Nach der Pause und diversen Tiergeräuschen wird das Publikum in zwei Gruppen einbezogen: Klatschen, Schnippen und am Ende eine Wortsilbe rufen. Die erste Gruppe hat die Silbe „bim“. Es entwickelt sich eine Art Kanon, der durch die Wortsilbe der zweiten Gruppe („bo“) die Zuschauer zusammenzucken lässt – „angewandter Rassismus“, wie es Alexander Neubauer nennt. Denn als „Herrentiere“ seien schon ganze Völker freudig tanzend in den Krieg gezogen. All das ist Vorspiel für ein irisches Volkslied, das sich zum mit Schellen untermalten Volkstanz entwickelt. Daraufhin Musik aus dem Schtetl und dem Balkan – die Sache mit den Herrentieren. Dazu passend auch Cajón-untermalter Jazz von Pink Martini, mit großartigem Charme von Stefan Promegger gesungen, der auch Balus Gemütlichkeitslied lässig interpretiert.

Das letzte Lied gehört den Wienern: Bei solch einer österreichischen Musikmelange darf Falcos „Rock me Amadeus“ nicht fehlen. Der tierische Bezug? Nun ja … Aber laut Schorn ist das Lebendigmachen von toten Legenden die einzige Chance, um gegen den an diesem Abend ebenfalls auftretenden Josef Hader zu bestehen.

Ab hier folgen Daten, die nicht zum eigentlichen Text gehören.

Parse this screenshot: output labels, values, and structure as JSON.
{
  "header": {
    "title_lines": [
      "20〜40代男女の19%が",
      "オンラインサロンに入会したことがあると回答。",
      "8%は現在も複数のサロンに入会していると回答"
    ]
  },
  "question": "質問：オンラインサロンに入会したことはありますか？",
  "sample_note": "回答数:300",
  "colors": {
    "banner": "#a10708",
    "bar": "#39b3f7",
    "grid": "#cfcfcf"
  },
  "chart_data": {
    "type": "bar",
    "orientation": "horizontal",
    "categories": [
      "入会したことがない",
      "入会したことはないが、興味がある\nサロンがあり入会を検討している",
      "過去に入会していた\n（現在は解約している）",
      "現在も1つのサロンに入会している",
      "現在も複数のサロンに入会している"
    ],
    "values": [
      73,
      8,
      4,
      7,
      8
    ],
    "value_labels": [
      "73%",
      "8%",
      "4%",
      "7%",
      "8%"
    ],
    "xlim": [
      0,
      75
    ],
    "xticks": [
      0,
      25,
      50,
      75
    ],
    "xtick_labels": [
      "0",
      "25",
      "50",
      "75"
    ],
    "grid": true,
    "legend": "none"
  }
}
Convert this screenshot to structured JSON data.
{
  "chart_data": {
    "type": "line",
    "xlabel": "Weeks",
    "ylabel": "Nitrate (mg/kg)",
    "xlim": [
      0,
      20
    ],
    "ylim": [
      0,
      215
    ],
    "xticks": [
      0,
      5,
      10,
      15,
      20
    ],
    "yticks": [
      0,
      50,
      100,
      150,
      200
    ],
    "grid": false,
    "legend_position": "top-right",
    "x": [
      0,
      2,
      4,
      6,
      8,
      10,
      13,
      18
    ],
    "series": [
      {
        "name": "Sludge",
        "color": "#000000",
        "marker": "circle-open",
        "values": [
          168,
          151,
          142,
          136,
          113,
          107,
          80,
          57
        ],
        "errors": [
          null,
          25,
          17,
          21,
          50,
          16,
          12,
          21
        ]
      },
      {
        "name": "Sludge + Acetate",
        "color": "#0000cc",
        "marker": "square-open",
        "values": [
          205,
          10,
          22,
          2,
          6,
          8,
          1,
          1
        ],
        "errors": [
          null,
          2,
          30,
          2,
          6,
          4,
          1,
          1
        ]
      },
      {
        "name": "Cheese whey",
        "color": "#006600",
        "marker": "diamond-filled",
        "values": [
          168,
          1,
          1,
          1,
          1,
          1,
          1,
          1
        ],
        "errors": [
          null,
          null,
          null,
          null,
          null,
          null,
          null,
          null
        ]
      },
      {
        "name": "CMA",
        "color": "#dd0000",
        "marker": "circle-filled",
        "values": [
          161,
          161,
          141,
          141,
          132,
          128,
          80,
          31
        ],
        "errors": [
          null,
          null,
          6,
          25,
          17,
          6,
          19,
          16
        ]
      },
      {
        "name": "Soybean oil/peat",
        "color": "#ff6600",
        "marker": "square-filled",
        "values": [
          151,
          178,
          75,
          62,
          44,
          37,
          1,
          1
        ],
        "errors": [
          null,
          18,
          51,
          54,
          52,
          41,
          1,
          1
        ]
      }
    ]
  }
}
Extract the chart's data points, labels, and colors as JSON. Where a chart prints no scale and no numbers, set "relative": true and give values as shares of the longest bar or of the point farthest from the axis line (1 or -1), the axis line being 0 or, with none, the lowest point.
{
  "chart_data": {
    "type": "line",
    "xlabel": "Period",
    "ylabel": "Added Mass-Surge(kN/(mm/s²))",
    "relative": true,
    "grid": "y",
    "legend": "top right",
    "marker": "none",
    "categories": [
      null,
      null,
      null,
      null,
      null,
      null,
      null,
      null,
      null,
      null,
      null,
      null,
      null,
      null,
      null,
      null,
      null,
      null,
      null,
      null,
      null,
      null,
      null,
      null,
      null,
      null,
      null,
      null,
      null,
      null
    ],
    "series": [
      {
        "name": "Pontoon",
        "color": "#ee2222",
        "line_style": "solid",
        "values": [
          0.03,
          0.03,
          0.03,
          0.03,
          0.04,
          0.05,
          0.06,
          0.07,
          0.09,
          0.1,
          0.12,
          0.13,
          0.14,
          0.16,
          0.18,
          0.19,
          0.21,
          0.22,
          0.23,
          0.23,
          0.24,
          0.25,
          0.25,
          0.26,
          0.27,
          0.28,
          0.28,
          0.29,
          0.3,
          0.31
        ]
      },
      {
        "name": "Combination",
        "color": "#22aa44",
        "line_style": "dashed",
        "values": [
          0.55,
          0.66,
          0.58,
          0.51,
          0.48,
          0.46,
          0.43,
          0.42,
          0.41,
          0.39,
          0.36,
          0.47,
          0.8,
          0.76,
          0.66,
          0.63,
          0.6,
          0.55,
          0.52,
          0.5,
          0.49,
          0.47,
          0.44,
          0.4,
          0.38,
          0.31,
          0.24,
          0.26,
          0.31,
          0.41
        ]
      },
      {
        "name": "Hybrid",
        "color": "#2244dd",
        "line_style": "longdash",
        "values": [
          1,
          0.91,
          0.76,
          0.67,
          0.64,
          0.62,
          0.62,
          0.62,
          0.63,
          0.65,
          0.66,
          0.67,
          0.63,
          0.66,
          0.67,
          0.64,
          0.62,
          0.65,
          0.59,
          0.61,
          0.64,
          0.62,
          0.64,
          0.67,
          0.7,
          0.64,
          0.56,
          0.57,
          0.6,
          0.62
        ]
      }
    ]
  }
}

Alle Stücke sind vom Quartett perfekt arrangiert, was natürlich auch an der Multi-Instrumentalität jedes Einzelnen liegt: Die Musiker wechseln ihre Instrumente im rasanten Galopp. Sie spielen Bauerngstanzl, Stubenmusik und platteln, Musik, die es nicht weniger wert ist, auf der Bühne gespielt zu werden, als Klassik oder Jazz. Ein leidenschaftlicher Crossover quer durch die Musikgeschichte, Klassik im neuen Gewand, Jazz in neuen Hosen. „Faltenradio“ bietet hervorragende Musiker, feinsinnige Kabarettisten, Volkstänzer und Comedians. Dass sie auch ganz artig sein können, zeigte die zweite Zugabe: Palästrinas Psalmvertonung „Sicut cervus desiderat“, ursprünglich für A-cappella-Chor geschrieben, verwandelte das Foyer des Stadttheaters nahezu in einen sakralen Raum. Und ja, in diesem Psalm kommt ein Hirsch vor.